L’armée française a-t-elle cherché à cacher ses pertes subies le jour de l’armistice du 11-Novembre 1918?

En cette semaine de commémoration du centenaire de la fin de la Grande Guerre, la presse dans son ensemble a publié plusieurs articles assurant que le dernier combattant français tué au combat aura été le soldat de 1ere classe Augustin Trébuchon. Cet agent de liaison du 415e Régiment d’Infanterie [RI] aurait été tué le 11 novembre 1918, peu avant l’annonce de l’arrêt des combats, à Vrigne-Meuse [Ardennes] alors qu’il portait un message dont la nature différe selon les témoignages.

Seulement, la fiche établie par l’armée après le décès de ce soldat fixe la date de sa mort au 10 novembre 1918. Ce que confirme l’historique du 415e RI, certes publié après l’armistice. Et les journal de marche et d’opérations du régiment ainsi que celui de son service de santé, ne donne aucune précision sur les circonstances dans lesquelles le soldat Trébuchon a perdu la vie.

En réalité, la mort de cet agent de liaison a été rapportée par des témoignages, dont celui du chef de corps du 415e RI, le colonel Charles de Menditte, qui l’a relatée dans ses carnets et ceux de deux de ses camarades. Comment expliquer, alors, la raison pour laquelle le décès du soldat Trébuchon a été notifiée le 10 et non pas le 11 novembre?

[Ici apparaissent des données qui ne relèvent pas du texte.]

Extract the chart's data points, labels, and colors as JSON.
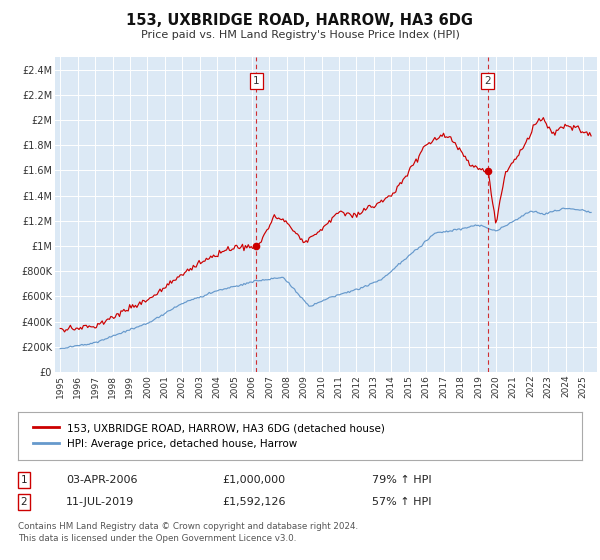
{
  "title": "153, UXBRIDGE ROAD, HARROW, HA3 6DG",
  "subtitle": "Price paid vs. HM Land Registry's House Price Index (HPI)",
  "legend_line1": "153, UXBRIDGE ROAD, HARROW, HA3 6DG (detached house)",
  "legend_line2": "HPI: Average price, detached house, Harrow",
  "ann1_date": "03-APR-2006",
  "ann1_price": "£1,000,000",
  "ann1_hpi": "79% ↑ HPI",
  "ann1_x": 2006.25,
  "ann1_y": 1000000,
  "ann2_date": "11-JUL-2019",
  "ann2_price": "£1,592,126",
  "ann2_hpi": "57% ↑ HPI",
  "ann2_x": 2019.53,
  "ann2_y": 1592126,
  "red_color": "#cc0000",
  "blue_color": "#6699cc",
  "bg_color": "#dce9f5",
  "footer_text": "Contains HM Land Registry data © Crown copyright and database right 2024.\nThis data is licensed under the Open Government Licence v3.0.",
  "ylim_min": 0,
  "ylim_max": 2500000,
  "yticks": [
    0,
    200000,
    400000,
    600000,
    800000,
    1000000,
    1200000,
    1400000,
    1600000,
    1800000,
    2000000,
    2200000,
    2400000
  ],
  "ytick_labels": [
    "£0",
    "£200K",
    "£400K",
    "£600K",
    "£800K",
    "£1M",
    "£1.2M",
    "£1.4M",
    "£1.6M",
    "£1.8M",
    "£2M",
    "£2.2M",
    "£2.4M"
  ],
  "xlim_start": 1994.7,
  "xlim_end": 2025.8,
  "xticks": [
    1995,
    1996,
    1997,
    1998,
    1999,
    2000,
    2001,
    2002,
    2003,
    2004,
    2005,
    2006,
    2007,
    2008,
    2009,
    2010,
    2011,
    2012,
    2013,
    2014,
    2015,
    2016,
    2017,
    2018,
    2019,
    2020,
    2021,
    2022,
    2023,
    2024,
    2025
  ]
}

L’explication reprise par l’ensemble de la presse est que l’armée a voulu cacher les pertes qu’elle avait subies le jour de l’annonce de l’armistice parce qu’elles auraient fait « mauvais effet ». Or, la consultation de la base de données du site « Mémoire des hommes », qui contient l’ensemble des noms des soldats morts pour la France durant la Première Guerre Mondiale, montre que cela n’est pas tout à fait exact.

Ainsi, l’on trouve que que 27 soldats français sont morts le 11 novembre 1918 dans le département des Ardennes, celui où le soldat Trébuchon a été tué. Certains sont décédés des suites des blessures qu’ils avaient reçues précédemment. Mais d’autres ont été tués au combat. Tel est le cas, par exemple, de l’aspirant Auguste Laurent, « tué à l’ennemi » à Vrigne-Meuse, ou encore celui du soldat Pierre Gibault, du 94e RI. En outre, des cavaliers du 8e Régiment de Cuirassiers à pied sont morts noyés en franchissant la Meuse, sous le feu ennemi, mais dans la nuit du 10 au 11 novembre, soit proabablement avant la signature de l’armistice, à 5h15.

Par ailleurs, l’historien René Richard, de l’association « Bretagne 14-18 », a découvert que le soldat Auguste Joseph Renault a été tué à Robechies [Belgique] le 11 novembre 1918, à… 10H58, soit deux minutes avant l’annonce de l’armistice, « peut-être même par un obus français. » La fiche du soldat Renault porte cependant la mention « tué à l’ennemi ».

Aussi, si l’armée française avait vraiment voulu cacher ses pertes subies le 11 novembre 1918 en modifiant la date du décès du soldat Trébuchon, pourquoi n’en a-t-elle pas fait autant pour les autres « Poilus »?

Cela étant, toujours selon la base de données du site « Mémoire des Hommes », 614 soldats français sont morts le jour où l’armistice a été proclamé, le plus souvent des suites de leurs blessures, ou de maladies.